In the case of a Class II division 2 incisor relationship with a high lower lip line causing retroclination of the upper incisors (Figure 2), a principal treatment objective would be to intrude the upper incisors to a more normal relationship with the lower lip (Figure 16). This will remove the excessive overlap of the upper incisors by the lower lip, which might otherwise lead to retroclination and relapse.46

Figure 16. The same patient from Figure 2, who is nearing completion of orthodontic treatment. Note how the upper incisors have been intruded relative to the lower lip, which is also evident by reduced gingival show

Lip augmentation and dermal fillers

The growing trend in the use of dermal fillers for augmentation of the soft tissues of the face, particularly the lips, means it is worthwhile to consider lip fillers in relation to orthodontic assessment.

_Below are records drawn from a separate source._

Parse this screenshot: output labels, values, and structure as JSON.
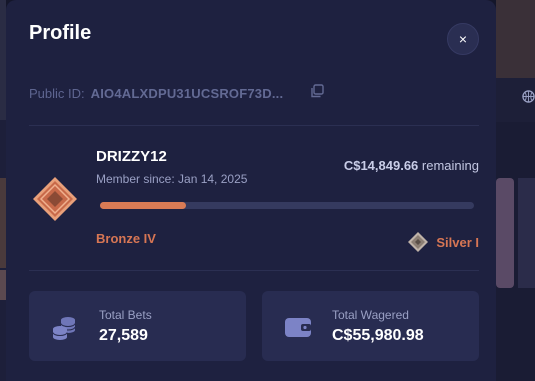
{
  "modal": {
    "title": "Profile",
    "close_label": "×"
  },
  "profile": {
    "public_id_label": "Public ID:",
    "public_id_value": "AIO4ALXDPU31UCSROF73D...",
    "username": "DRIZZY12",
    "member_since": "Member since: Jan 14, 2025",
    "remaining_amount": "C$14,849.66",
    "remaining_suffix": "remaining",
    "progress_fraction": 0.23,
    "current_rank": "Bronze IV",
    "next_rank": "Silver I"
  },
  "stats": [
    {
      "label": "Total Bets",
      "value": "27,589",
      "icon": "coins-stack-icon"
    },
    {
      "label": "Total Wagered",
      "value": "C$55,980.98",
      "icon": "wallet-icon"
    }
  ],
  "colors": {
    "modal_bg": "#1e2140",
    "card_bg": "#282c51",
    "accent": "#d97b55",
    "muted_text": "#9aa0c4",
    "icon_purple": "#6f76b8"
  }
}
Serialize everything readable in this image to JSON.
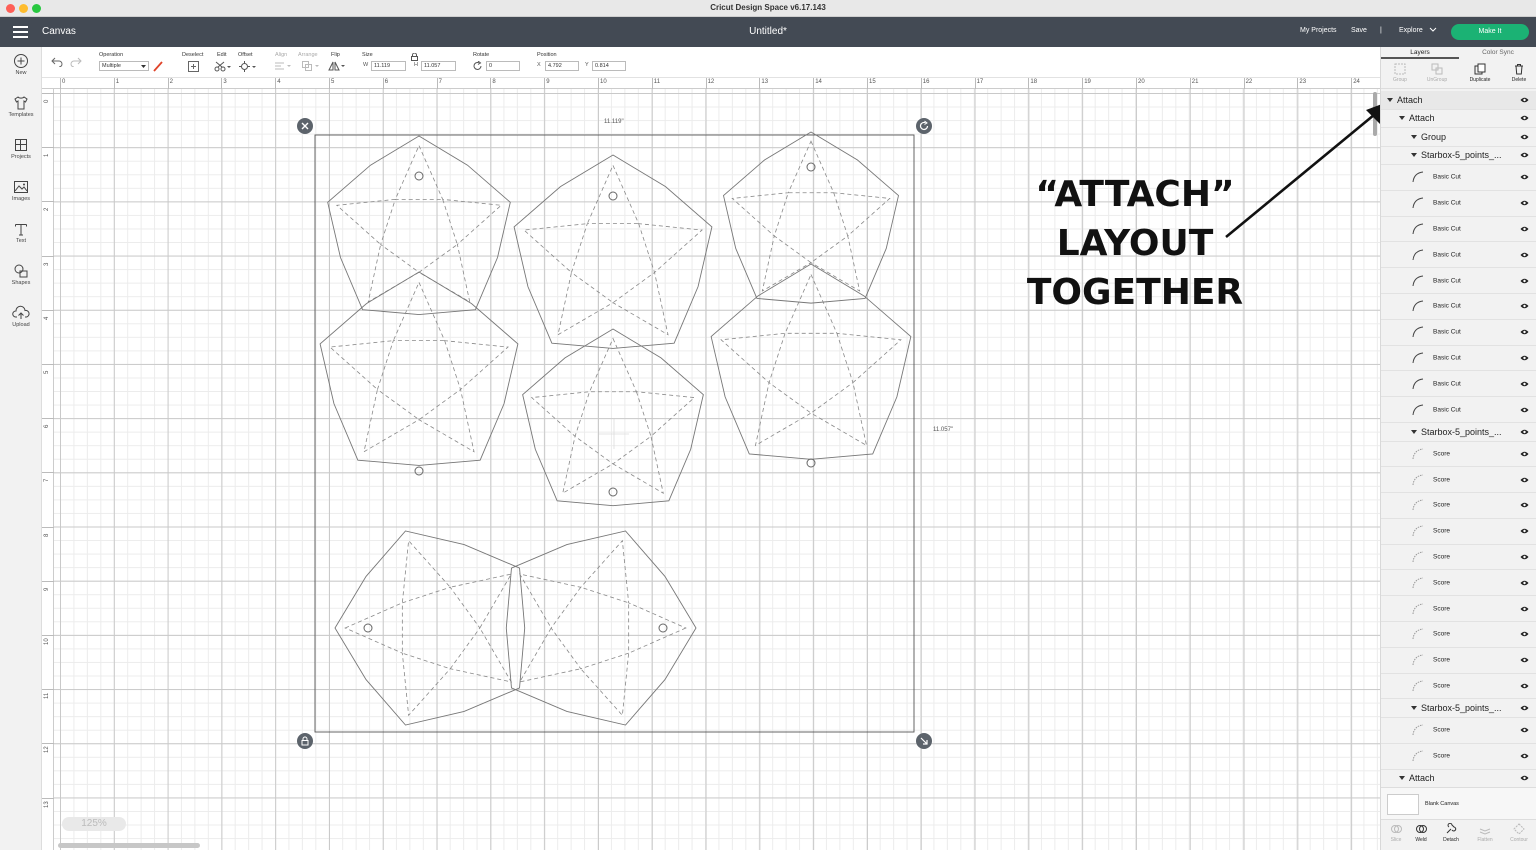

The aesthetic injectables market has recently been growing by more than 10% a year, and the industry is estimated to be worth approximately £2.75 billion in the UK.47 As these are becoming increasingly commonplace in the world of dentistry, it is important to ask patients about any non-surgical procedures, such as the use of dermal fillers, when taking an orthodontic history.

There are instances where injectable fillers can be used appropriately to harmonise facial proportions,48 and in certain cases, can be a suitable non-surgical option for facial augmentation. If these have been used, then the clinician should keep in mind that the facial proportions will not be accurately represented during the soft tissue assessment. Therefore, working to pre-augmentation proportions with the use of patient photographs should be considered where possible. This is particularly relevant during orthognathic planning, as patients may have attempted to alter their soft tissue profile prior to planned orthognathic surgery.49 Such patients may be keen to camouflage their skeletal pattern with the use of dermal fillers in the lips, nose or chin. However, they may later seek a combined orthodontic-orthognathic approach to address the skeletal discrepancy. In such instances, restoration of the soft tissues to their original form, which may involve dissolving of dermal fillers, where possible, may be required.

Conclusions

In the context of orthodontic treatment planning, the lips play an important role in the aetiology and successful treatment of a malocclusion. Consideration should not only be given to the lips in isolation, but also their relationship to the teeth, the gingivae and other important facial structures, allowing ideal facial and smile aesthetics to be achieved. This is paramount for attaining an excellent patient outcome with improved stability.